3. Hire the right people. Producers should produce. Period. If an agency hires a full-time personal lines producer, he or she must be an aggressive salesperson with a strategy for producing at least $25,000 in new business commissions.
4. Write it down. Put your sales strategies on paper. How will you assist your producers with warm leads? Where will new sales come from? The plan should list the specific tactics you’ll take to complete your mission, such as the number of new referrals and contacts needed on an average day.
5. Think new business. Don’t hang out a shingle and wait for the business to come in the door. The clients who come in will be those rejected elsewhere and may not be what your companies want to write.
6. Dump outdated sales techniques. You must use relationship-selling techniques to make the sales and maintain ongoing contact after the sale.
7. Create a consistent marketing campaign. Agencies need to decide who their profitable personal lines clients are and develop strategies for selling to more of them. The agency’s marketing techniques will vary depending on the type of clients, size of territory, sales force, etc. But marketing should be consistent. Sending a letter once or trying an ad campaign for a while won’t deliver the message often enough.
8. Cross-selling fills in the gaps. The average family has five insurance policies, but the average agency writes only 1.3 policies per family. Launch a sustained effort to round out accounts, and your agency easily could add an average of a half-policy per account.
9. CSRs already are selling; they just don’t know it. Organize a plan and make CSRs realize they are really salespeople, even though it may not be palatable to them.
10. Take advantage of co-op advertising. In an effort to produce warm leads, companies often are willing to share the cost of direct mail and advertising.
11. If you can’t beat ’em, copy ’em. Many people around the industry say it’s time to stop fighting the direct writers and begin emulating their tactics. Independent agents should also learn from the experiences of major agency companies that left personal lines.
12. Compensation breeds motivation. CSRs’ annual increase and/or bonus should be tied to sales and service goals, use of automation, retention of the business, educational accomplishments and teamwork.
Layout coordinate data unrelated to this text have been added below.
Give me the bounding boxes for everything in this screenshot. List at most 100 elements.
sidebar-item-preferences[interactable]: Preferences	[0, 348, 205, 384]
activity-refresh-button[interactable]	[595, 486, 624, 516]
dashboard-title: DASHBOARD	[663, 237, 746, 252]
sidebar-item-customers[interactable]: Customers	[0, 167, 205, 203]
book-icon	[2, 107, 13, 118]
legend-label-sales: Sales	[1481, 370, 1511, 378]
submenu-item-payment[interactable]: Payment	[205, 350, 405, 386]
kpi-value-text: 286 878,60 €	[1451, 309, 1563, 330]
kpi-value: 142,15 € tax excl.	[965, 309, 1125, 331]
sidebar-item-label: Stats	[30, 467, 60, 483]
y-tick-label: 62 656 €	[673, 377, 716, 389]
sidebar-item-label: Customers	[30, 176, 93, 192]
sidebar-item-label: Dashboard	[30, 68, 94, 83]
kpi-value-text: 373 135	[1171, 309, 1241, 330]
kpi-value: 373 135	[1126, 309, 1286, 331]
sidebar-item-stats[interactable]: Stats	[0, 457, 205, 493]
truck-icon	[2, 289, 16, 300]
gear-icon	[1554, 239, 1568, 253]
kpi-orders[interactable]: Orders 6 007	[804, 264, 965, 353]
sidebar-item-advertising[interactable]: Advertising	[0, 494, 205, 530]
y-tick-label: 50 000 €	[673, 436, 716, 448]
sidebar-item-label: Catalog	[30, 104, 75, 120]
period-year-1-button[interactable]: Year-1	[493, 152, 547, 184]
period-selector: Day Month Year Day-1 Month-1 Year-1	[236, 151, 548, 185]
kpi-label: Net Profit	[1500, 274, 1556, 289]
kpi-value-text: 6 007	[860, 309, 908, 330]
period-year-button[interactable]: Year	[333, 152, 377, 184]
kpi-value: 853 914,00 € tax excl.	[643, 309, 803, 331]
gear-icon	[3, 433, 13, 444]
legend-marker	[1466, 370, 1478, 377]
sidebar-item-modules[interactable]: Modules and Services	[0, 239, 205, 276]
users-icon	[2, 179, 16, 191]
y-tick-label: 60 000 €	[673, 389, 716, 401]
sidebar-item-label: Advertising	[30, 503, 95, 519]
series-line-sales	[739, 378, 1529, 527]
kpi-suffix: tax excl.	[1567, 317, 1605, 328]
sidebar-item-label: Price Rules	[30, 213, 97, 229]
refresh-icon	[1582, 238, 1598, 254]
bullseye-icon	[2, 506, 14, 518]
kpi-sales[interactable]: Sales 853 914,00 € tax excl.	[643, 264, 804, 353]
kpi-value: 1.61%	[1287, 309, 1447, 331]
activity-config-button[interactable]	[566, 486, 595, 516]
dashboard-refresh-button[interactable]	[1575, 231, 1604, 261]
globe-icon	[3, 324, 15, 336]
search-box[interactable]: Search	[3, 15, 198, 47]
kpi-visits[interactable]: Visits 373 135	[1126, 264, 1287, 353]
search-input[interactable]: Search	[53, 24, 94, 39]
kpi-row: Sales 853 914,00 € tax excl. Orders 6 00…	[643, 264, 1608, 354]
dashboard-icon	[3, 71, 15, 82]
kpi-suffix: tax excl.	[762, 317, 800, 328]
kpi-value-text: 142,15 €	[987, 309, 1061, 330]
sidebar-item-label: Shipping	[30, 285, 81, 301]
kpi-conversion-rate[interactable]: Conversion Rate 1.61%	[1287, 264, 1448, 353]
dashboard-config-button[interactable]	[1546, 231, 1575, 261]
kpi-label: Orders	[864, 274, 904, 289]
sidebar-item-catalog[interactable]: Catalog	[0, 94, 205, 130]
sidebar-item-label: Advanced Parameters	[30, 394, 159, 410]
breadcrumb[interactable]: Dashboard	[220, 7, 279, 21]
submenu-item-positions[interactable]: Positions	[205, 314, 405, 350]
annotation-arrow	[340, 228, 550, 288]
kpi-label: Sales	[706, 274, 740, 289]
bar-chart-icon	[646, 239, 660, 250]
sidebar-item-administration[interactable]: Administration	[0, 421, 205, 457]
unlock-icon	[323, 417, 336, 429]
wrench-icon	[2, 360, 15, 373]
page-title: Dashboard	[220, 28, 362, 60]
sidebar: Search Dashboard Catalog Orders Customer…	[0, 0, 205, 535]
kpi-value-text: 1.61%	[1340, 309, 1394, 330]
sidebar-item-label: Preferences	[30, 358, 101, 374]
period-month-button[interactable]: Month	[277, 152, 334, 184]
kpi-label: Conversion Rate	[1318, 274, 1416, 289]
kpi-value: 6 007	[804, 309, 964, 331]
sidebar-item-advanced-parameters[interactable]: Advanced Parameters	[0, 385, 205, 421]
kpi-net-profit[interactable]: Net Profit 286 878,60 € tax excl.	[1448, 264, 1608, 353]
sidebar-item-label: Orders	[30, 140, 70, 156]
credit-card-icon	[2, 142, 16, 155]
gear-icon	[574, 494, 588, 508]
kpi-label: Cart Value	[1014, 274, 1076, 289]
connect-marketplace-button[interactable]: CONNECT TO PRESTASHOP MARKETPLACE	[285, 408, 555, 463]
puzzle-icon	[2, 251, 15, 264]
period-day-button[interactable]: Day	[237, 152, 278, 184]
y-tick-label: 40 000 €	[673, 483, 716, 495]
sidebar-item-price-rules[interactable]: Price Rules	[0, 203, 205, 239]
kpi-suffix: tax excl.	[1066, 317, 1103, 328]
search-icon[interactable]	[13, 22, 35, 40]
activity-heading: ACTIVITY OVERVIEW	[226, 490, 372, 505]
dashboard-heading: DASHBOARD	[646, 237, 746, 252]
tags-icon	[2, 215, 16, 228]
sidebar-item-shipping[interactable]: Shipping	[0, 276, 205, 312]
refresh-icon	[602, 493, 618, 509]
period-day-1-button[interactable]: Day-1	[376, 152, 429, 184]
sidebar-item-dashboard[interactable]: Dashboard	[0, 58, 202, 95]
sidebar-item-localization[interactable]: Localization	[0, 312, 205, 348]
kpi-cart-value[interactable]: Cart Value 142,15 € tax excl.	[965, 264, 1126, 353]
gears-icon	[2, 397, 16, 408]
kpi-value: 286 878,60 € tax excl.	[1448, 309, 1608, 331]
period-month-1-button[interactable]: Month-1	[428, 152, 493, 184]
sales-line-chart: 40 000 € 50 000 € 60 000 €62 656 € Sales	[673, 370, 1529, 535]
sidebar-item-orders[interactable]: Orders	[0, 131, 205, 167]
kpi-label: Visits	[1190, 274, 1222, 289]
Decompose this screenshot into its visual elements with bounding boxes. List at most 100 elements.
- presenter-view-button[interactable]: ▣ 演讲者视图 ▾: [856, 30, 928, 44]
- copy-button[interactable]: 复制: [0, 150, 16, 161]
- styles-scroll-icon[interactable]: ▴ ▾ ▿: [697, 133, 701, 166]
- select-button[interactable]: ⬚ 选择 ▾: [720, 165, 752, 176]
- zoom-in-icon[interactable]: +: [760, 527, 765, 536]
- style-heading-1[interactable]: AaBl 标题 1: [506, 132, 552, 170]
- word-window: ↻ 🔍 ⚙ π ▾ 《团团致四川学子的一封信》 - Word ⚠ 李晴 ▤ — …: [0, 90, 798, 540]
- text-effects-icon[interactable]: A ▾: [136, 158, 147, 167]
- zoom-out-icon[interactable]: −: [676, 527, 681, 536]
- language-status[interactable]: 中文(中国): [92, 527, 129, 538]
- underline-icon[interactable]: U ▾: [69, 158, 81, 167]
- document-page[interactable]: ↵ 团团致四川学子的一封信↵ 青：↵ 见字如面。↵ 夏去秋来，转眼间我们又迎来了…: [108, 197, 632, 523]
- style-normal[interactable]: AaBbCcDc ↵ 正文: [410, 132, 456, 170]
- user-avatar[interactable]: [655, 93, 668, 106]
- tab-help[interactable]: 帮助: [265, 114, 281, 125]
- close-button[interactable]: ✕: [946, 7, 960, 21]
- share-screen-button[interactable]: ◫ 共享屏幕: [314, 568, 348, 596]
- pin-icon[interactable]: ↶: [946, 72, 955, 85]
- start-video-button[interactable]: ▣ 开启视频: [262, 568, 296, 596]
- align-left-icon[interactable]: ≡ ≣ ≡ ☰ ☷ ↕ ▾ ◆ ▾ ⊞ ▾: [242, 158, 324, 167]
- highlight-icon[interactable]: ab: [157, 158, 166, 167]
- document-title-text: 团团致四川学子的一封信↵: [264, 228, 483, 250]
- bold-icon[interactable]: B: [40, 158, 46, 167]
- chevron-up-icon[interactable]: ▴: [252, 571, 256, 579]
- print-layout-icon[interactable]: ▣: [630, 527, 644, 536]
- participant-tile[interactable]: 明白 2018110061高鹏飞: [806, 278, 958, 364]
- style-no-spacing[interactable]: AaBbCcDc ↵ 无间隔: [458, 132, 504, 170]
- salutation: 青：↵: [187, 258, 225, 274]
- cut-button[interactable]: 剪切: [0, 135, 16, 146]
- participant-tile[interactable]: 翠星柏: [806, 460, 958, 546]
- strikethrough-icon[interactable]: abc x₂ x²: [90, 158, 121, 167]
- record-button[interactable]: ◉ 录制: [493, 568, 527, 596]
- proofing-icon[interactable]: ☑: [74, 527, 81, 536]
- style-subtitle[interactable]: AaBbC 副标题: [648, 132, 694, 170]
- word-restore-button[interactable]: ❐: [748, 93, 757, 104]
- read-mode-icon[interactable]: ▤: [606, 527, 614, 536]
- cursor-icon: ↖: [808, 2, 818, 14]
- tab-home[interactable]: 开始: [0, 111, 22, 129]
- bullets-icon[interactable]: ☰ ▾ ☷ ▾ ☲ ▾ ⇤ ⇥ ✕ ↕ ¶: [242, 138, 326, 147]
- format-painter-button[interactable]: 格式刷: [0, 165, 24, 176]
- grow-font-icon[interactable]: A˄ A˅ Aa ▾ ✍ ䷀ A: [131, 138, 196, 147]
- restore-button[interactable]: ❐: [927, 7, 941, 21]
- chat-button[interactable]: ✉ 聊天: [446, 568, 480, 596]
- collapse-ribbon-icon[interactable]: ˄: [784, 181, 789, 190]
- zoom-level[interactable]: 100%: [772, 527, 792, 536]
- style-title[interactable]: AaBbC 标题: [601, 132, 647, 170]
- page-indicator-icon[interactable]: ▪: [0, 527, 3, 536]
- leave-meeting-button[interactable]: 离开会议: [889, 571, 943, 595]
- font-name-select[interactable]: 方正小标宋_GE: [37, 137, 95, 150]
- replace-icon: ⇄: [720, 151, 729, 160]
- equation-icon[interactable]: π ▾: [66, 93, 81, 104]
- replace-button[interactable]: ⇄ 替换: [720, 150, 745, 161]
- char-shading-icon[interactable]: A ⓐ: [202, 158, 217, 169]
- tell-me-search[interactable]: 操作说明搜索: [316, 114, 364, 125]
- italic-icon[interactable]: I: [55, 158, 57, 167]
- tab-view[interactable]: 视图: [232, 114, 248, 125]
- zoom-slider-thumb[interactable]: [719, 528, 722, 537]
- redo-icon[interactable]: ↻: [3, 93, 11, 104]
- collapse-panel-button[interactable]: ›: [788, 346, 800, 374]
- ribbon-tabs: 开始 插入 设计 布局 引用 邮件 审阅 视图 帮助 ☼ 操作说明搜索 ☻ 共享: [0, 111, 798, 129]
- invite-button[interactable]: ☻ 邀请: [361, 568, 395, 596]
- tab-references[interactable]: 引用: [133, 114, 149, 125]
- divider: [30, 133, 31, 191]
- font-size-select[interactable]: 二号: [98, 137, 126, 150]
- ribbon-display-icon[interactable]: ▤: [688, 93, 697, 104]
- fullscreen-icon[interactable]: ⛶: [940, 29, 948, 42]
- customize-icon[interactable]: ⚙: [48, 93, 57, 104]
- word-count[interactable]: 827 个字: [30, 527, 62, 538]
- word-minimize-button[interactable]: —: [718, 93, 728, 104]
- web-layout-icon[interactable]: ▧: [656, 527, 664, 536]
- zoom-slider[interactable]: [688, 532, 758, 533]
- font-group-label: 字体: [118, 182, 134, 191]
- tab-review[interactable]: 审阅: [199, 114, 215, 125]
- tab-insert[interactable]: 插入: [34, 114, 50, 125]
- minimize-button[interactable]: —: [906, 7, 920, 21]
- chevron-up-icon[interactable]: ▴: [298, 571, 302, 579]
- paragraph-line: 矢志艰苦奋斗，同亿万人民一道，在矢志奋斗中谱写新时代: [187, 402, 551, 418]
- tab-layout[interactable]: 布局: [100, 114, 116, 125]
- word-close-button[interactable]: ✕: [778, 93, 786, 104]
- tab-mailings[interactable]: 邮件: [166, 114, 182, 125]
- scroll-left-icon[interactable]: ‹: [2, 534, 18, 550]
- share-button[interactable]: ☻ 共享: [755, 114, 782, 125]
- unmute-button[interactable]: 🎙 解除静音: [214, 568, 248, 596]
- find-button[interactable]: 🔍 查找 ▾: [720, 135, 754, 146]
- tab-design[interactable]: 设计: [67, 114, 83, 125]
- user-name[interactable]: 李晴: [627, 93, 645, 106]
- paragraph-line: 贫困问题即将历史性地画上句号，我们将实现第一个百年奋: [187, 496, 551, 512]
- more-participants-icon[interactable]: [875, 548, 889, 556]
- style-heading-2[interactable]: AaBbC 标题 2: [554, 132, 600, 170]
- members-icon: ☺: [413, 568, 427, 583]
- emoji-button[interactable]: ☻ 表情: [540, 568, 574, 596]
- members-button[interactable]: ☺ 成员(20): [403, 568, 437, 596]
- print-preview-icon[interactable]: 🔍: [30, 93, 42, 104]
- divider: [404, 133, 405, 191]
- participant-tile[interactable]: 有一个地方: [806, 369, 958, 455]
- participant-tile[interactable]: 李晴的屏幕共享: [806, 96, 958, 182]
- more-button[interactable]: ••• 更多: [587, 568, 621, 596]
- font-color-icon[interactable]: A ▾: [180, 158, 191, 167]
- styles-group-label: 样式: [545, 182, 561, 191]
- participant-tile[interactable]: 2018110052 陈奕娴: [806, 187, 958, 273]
13. Do you and your customers have the same definition of good customer service? Many agencies assume they are providing good service when they are not.
14. Keep an eye on the customer service centers.
15. Consider a cluster or similar arrangement. Forming partnerships with other agencies means you can wield greater premium power for potential markets.
16. Automate!
17. Find your own perspective. For many agencies, that’s not being the biggest agency in town...just the most profitable one.